I am one of the fortunate ones. I have friends and family who are ready and often waiting for a good sit-down chat, whether it be at the kitchen table, in a coffee shop, lunch in a quiet restaurant, or on the ether pages in this modern world.

I think, these days, with family and friends oftentimes far away, or too busy to catch their breaths, that the internet has become a virtual clothesline. We hang our laundry up to dry and hope that, perhaps, a neighbor or two will wander by for a spell while we clip the clothespins on.
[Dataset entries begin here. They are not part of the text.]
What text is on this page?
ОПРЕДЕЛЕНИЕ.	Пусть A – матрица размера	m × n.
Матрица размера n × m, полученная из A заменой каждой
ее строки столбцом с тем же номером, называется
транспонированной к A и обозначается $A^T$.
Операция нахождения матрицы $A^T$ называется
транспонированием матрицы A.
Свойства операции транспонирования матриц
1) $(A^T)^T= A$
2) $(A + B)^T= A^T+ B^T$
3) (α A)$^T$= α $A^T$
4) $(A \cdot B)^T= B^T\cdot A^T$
While I am writing, I often have a cup of tea or a mug of coffee at my side, and I think about you, dear reader. Do you read with a favored cuppa nearby? Are you in business attire, your pajamas, a pair of jeans and a sweatshirt? Do you chew on a cookie or a piece of fruit as you turn your virtual pages with a click that comes as sure as your next breath, traveling here and there around the blogosphere?

I am a “people person”. I love to strike up conversations with my best of friends – or the librarian checking out my latest read. You never know what you will learn on these verbal forays. For instance, the cashier at Walgreens, who recognizes me as the lady who sometimes comes in to buy their dollar molasses cookies, shared with me that a local fast food/ice cream stand purchases the very same cookies to make the ice cream sandwiches they sell. The gals and guys at the Jewel always take the time to ask how I am – and care.  Once, my address visible while paying with a check, a cashier asked me if I knew Jim and Connie who live on my street. Indeed, I did. It was their house we bought. I swear, if there had not been other customers in the queue,  we would be talking still about what nice people they are.

Well, the kettle is whistling and I need to ice my old knee, so, I guess it is time to stop.

Thank you, forever and always, for wandering by for a spell. I always enjoy our chats.